Hopes for a post-veil society

We don't need to get under the veil, we need to get over it.

Earlier this year, the head of of Al-Azhar Islamic university found himself in agreement with Italy's extreme right-wing Northern League, the BNP's anti-immigration anti-Islam stance and Turkey's rampantly secular constitution. The subject was the veiling of Muslim women, a topic that makes for unlikely bed-fellows.

Al-Tantawi, the senior sheikh at al-Azhar, was visiting a girl's school when he told an 8th grade student to remove her face-veil saying, "the niqab has nothing to do with Islam and it is only a mere custom"adding bluntly, "I understand the religion better than you and your parents."

At his insistence she removed the veil. He said shockingly: "You are actually like this (this ugly). What would you do if you were a little bit beautiful?"

Whether you agree or disagree with his intervention, it surprises me that a scholar -and role model -feels that he can use public intimidation on a young woman, and that he has a right over a woman's clothing, defining and commenting on her intelligence, her family and her looks.
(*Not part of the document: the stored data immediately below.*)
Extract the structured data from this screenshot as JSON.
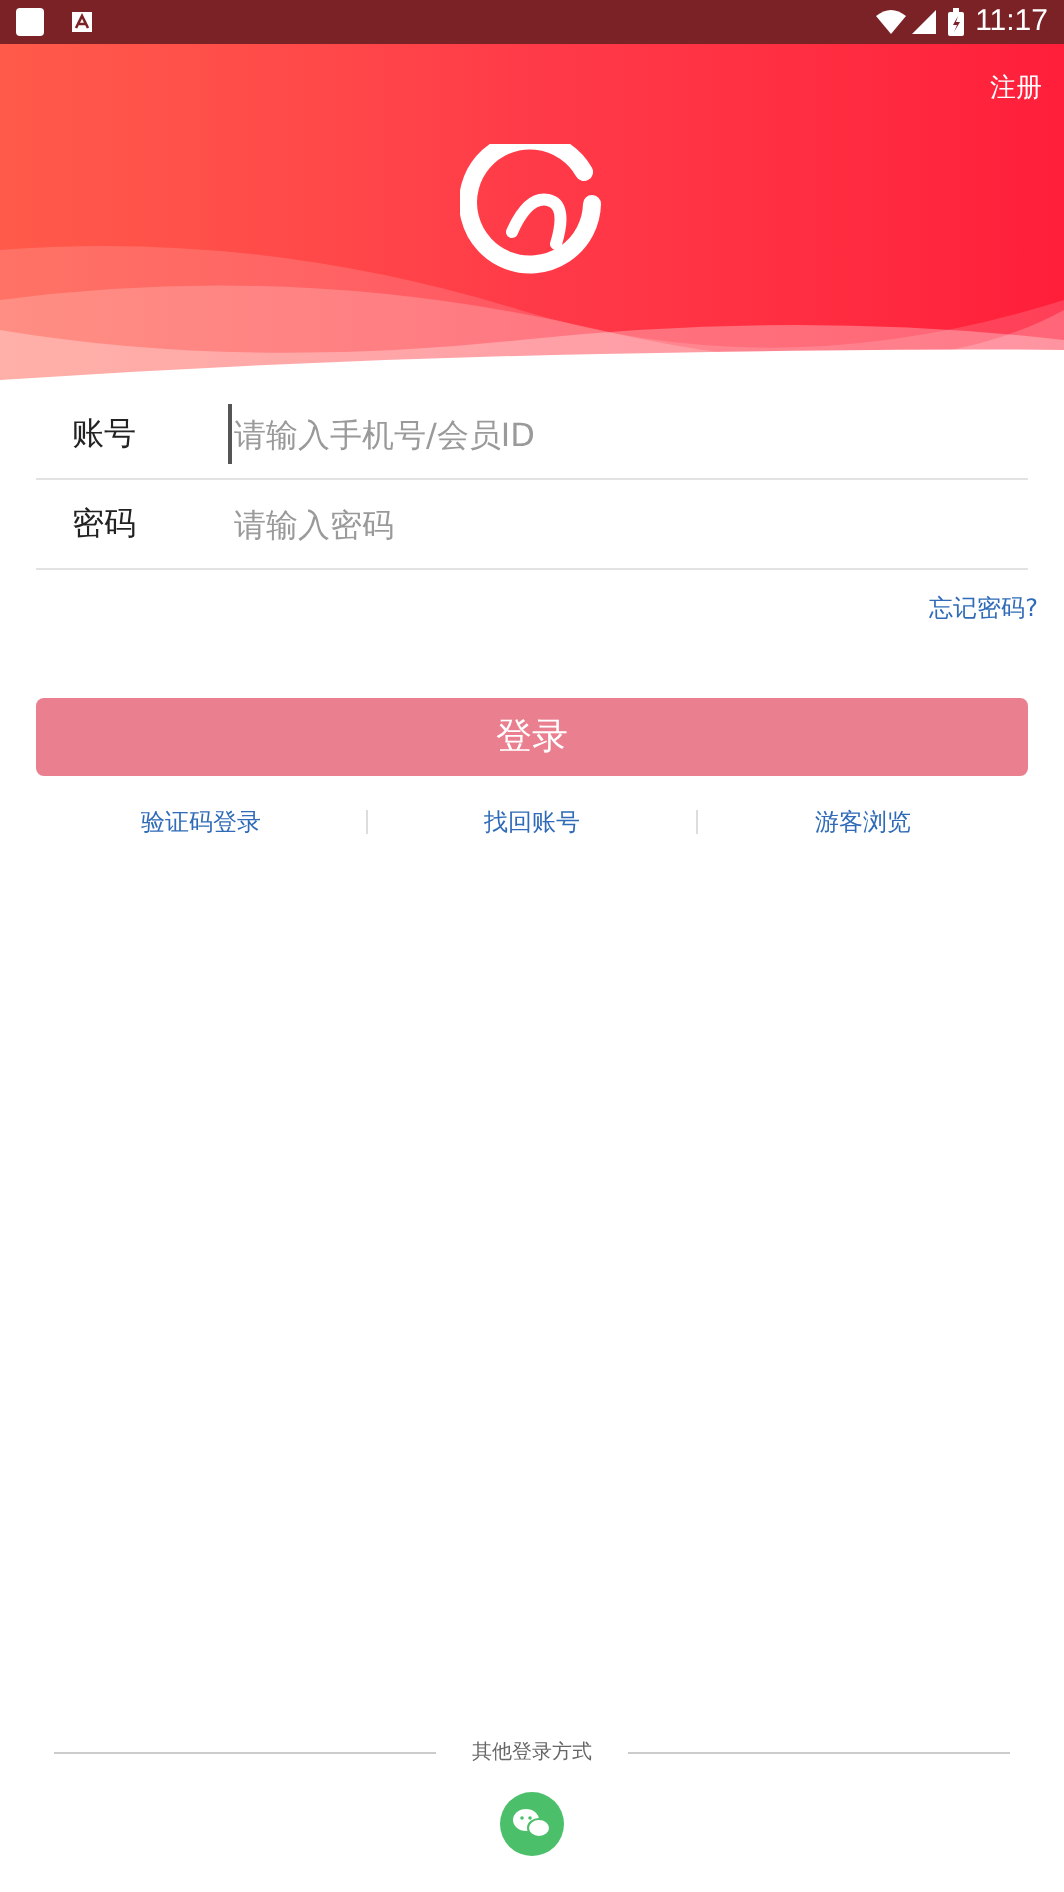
{
  "status_bar": {
    "time": "11:17"
  },
  "header": {
    "register_link": "注册"
  },
  "fields": [
    {
      "label": "账号",
      "placeholder": "请输入手机号/会员ID",
      "focused": true
    },
    {
      "label": "密码",
      "placeholder": "请输入密码",
      "focused": false
    }
  ],
  "forgot_link": "忘记密码?",
  "login_button": {
    "label": "登录",
    "disabled": true
  },
  "links": [
    "验证码登录",
    "找回账号",
    "游客浏览"
  ],
  "other_login": {
    "title": "其他登录方式"
  }
}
French president Sarkozy used the historic occasion of his first speech in the French parliament to pick out the veil as an issue of primary concern to the French public. It was subsequently reported that only 367 women in France's population of over 62 million wear the face veil. This raises questions about why the veil is of greater concern than other issues relating to all women, across all social groups. For example, why not raise the serious topic of domestic violence, whose victims numbered a heart-rending 47,000 in France in 2007? Further, I found it spooky that French intelligence could offer such a specific number of niqab-wearers - were these women being monitored?

Sarkozy's speech follows a ban on the headscarf in French schools and universities since 2004, not unlike a similar ban in Turkey which labels the headscarf as contrary to the country's secular principles. Turkey finds itself in the peculiar situation that the out-of-power secular party is advocating against freedom of religious expression, resulting in women who wish to veil being denied high school and university education as well as public sector jobs.
Italy's Prime Minister Berlusconi is a man who is not known for his dignified treatment of women. He too is advancing proposals with the anti'immigration Northern League to ban the veil in Italy, overturning a historic exemption in Italian law that allows the veil on grounds of freedom of religious expression.
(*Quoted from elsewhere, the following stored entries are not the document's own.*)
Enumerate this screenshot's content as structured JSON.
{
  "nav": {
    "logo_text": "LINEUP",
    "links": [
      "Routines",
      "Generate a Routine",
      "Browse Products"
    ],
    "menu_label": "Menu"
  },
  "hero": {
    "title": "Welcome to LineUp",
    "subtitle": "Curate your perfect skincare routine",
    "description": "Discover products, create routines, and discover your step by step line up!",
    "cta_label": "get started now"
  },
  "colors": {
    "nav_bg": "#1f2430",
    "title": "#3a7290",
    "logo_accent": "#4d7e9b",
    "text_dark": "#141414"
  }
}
Wherever you are in the world - Muslim country or otherwise - the issue of veiling is a hot topic. Proposals to wear, discard or ban it are put forward for political reasons that vary depending on the country. But this much is certain - Muslim women are bundled into a single-issue 'problem', and that issue is the veil. I'm not even going to elaborate on the many variations in veiling - headscarf, niqab, jilbab, burqa - because that is irrelevant to the discussion. This debate is centred around the interchangeability of 'Muslim women' with 'veiling', as though a Muslim woman and her veil are one and the same thing. To make matters worse, complex issues underlying the inflammatory political positions of people like Sarkozy and Berlusconi - issues like integration, unemployment and identity - are blamed on the veil. This is simplistic single issue politics at its worst - offering a bland and unintelligent analysis of the very real problems Muslim women, as well as society at large, are all facing, grouping them altogether as caused by 'the veil' and producing the wrong ignorant solution: 'ban it.'

This obsession with the veil as the source of contention is illustrated by the constant stream of news and opinion pieces with titles like "uncovering Islam" "behind the veil" "beneath the veil" and "under the veil". We don't need to get under the veil, we need to get over it.
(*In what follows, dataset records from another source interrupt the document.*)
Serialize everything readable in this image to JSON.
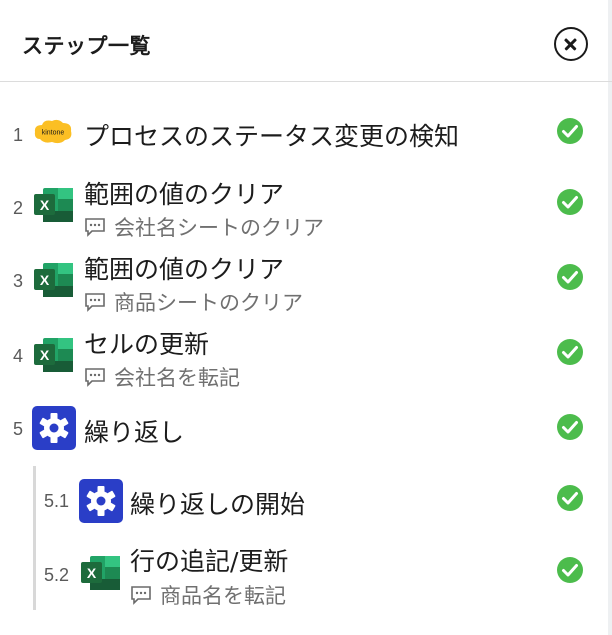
{
  "header": {
    "title": "ステップ一覧",
    "close_icon": "close-circle-icon"
  },
  "steps": [
    {
      "number": "1",
      "app": "kintone",
      "app_label": "kintone",
      "title": "プロセスのステータス変更の検知",
      "subtitle": "",
      "status": "success"
    },
    {
      "number": "2",
      "app": "excel",
      "app_label": "X",
      "title": "範囲の値のクリア",
      "subtitle": "会社名シートのクリア",
      "status": "success"
    },
    {
      "number": "3",
      "app": "excel",
      "app_label": "X",
      "title": "範囲の値のクリア",
      "subtitle": "商品シートのクリア",
      "status": "success"
    },
    {
      "number": "4",
      "app": "excel",
      "app_label": "X",
      "title": "セルの更新",
      "subtitle": "会社名を転記",
      "status": "success"
    },
    {
      "number": "5",
      "app": "loop",
      "app_label": "",
      "title": "繰り返し",
      "subtitle": "",
      "status": "success"
    },
    {
      "number": "5.1",
      "app": "loop",
      "app_label": "",
      "title": "繰り返しの開始",
      "subtitle": "",
      "status": "success"
    },
    {
      "number": "5.2",
      "app": "excel",
      "app_label": "X",
      "title": "行の追記/更新",
      "subtitle": "商品名を転記",
      "status": "success"
    }
  ],
  "colors": {
    "success": "#4cbc4c",
    "excel_dark": "#1d6b3c",
    "excel_mid": "#21a366",
    "excel_light": "#33c481",
    "kintone": "#fbbf24",
    "loop": "#2a3ec7"
  }
}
If Obama believes that a nation torn apart by race issues can become a post-racial society, then there is legitimate hope for a post-veil society. It is a society where a Muslim woman can get on with the task of living her life – in education, employment, security and safety in the family, private and public spheres. It is a society where who she is, rather than what she wears is her definition and her contribution. In such a society, the veil is no longer her only definition, no longer even her primary definition. This is a society where a woman's choice to veil or not to veil is her choice and hers alone.